After the Heat game, Tyson Chandler was asked what people learned about the Knicks on Thursday night. He said, "We're a deep team."

But there was something else: How well-conditioned the players are, which allowed them to jump out to a 85-67 lead with 3:05 to play in the third quarter.

"Our defense was solid in the third and fourth quarter, and then offensively," Mike Woodson said postgame. "I attribute a lot to our camp, guys, because we ran a lot in camp and our conditioning is right where we need to be from a conditioning standpoint. I thought that had a lot to do with our guys. They just didn't waver, they didn't get tired and they just kept pushing. When we got stops, we got the ball up the floor and we made plays."

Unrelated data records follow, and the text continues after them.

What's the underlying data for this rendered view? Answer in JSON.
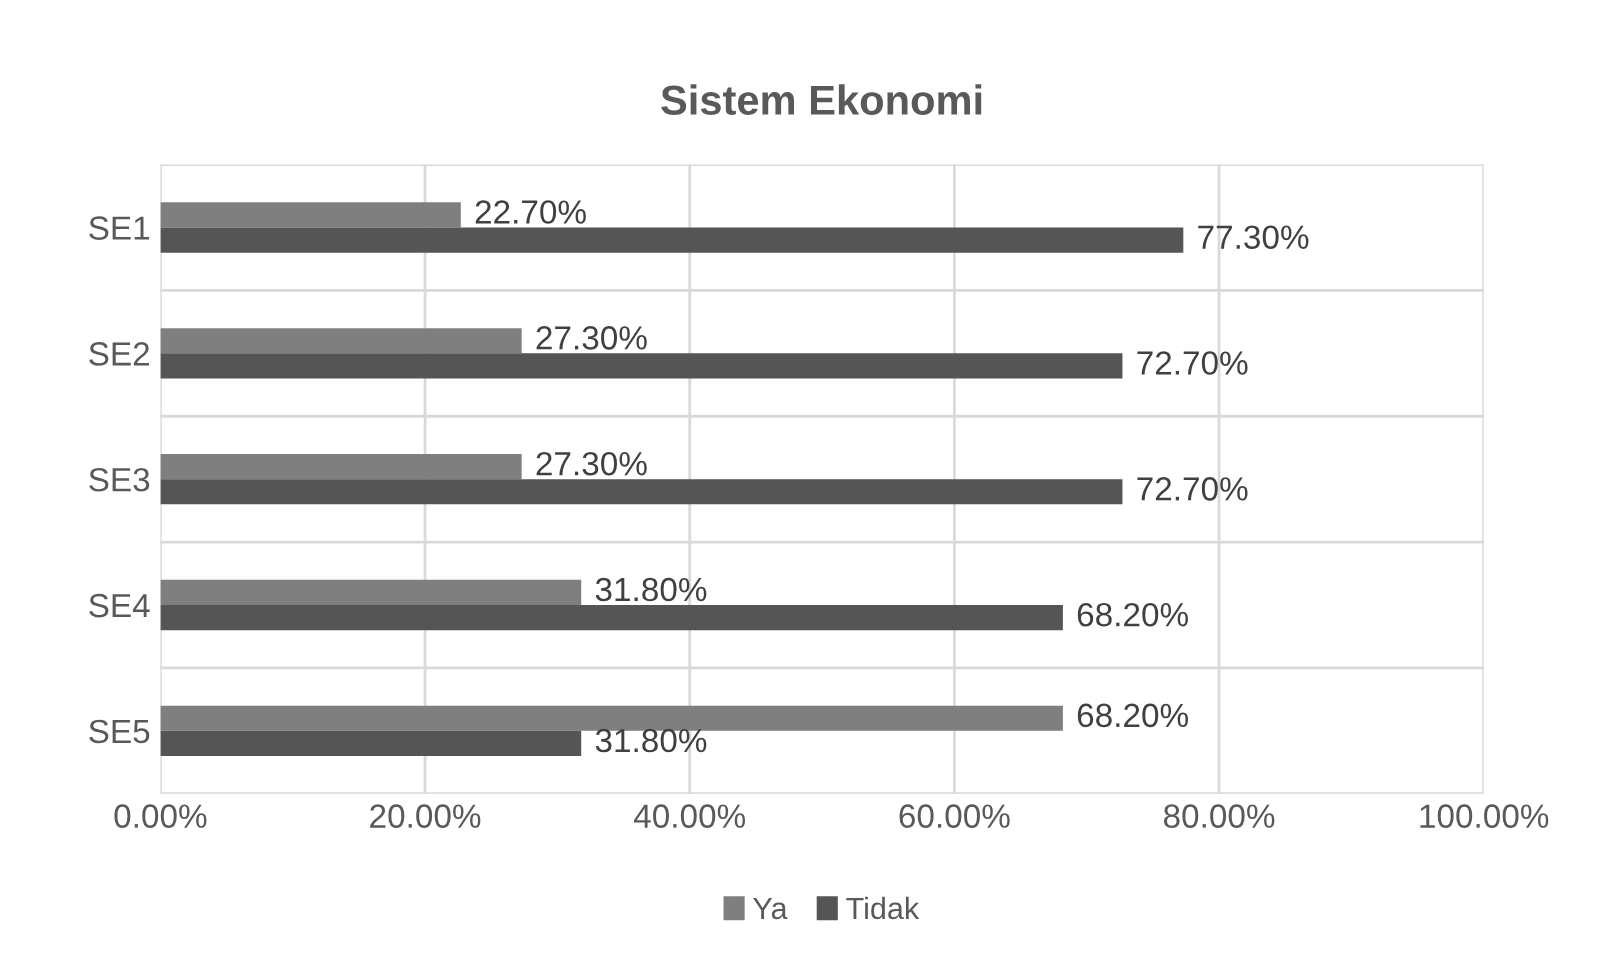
{
  "chart_data": {
    "type": "bar",
    "orientation": "horizontal",
    "title": "Sistem Ekonomi",
    "categories": [
      "SE1",
      "SE2",
      "SE3",
      "SE4",
      "SE5"
    ],
    "series": [
      {
        "name": "Ya",
        "color": "#7f7f7f",
        "values": [
          22.7,
          27.3,
          27.3,
          31.8,
          68.2
        ],
        "value_labels": [
          "22.70%",
          "27.30%",
          "27.30%",
          "31.80%",
          "68.20%"
        ]
      },
      {
        "name": "Tidak",
        "color": "#555555",
        "values": [
          77.3,
          72.7,
          72.7,
          68.2,
          31.8
        ],
        "value_labels": [
          "77.30%",
          "72.70%",
          "72.70%",
          "68.20%",
          "31.80%"
        ]
      }
    ],
    "xlim": [
      0,
      100
    ],
    "xticks": [
      {
        "value": 0,
        "label": "0.00%"
      },
      {
        "value": 20,
        "label": "20.00%"
      },
      {
        "value": 40,
        "label": "40.00%"
      },
      {
        "value": 60,
        "label": "60.00%"
      },
      {
        "value": 80,
        "label": "80.00%"
      },
      {
        "value": 100,
        "label": "100.00%"
      }
    ],
    "grid": "x",
    "legend": "bottom"
  }
}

Chandler said occasionally last season they didn't have enough manpower to put away teams in the second half. Since then, they've gone from negative-1.4 and plus-1.7 scoring margins in the third and fourth quarter, respectively, to plus-1.6 and plus-2.7 for those periods.

"That was the thing that we struggled with all last year, even when we had every player healthy, we still didn't have enough," he said. "Teams would wear us down in the fourth quarter and we would struggle. But now we've got guys that can come off the bench and contribute, and it really helps."

A phrase that Woodson used at the start of the season, "guys are in great shape" -- from Raymond Felton to Carmelo Anthony to Kurt Thomas -- has definitely proved to be accurate. During his exit interviews last spring, he provided his current players an offseason conditioning plan, and then during pre-training camp and in the early stages of actual camp, Woodson focused mostly on intense running. A couple of players felt the effects of it then, but now that hard work is paying off.

Their improved conditioning has enabled the Knicks to pick up the pace throughout every game, controlling the tempo on most nights. It's also prevented them from having too many drop-offs on defense. To rotate quickly and effectively, you can't be tired. Defense is mostly a mental game based on effort and energy, and when you're tired, it always affects how you make reads. As LeBron James said after the Knicks' loss, "We're more reactive now than proactive." In addition, the Knicks still have their legs under them late in games to hit shots.

All of these things were on display Thursday night.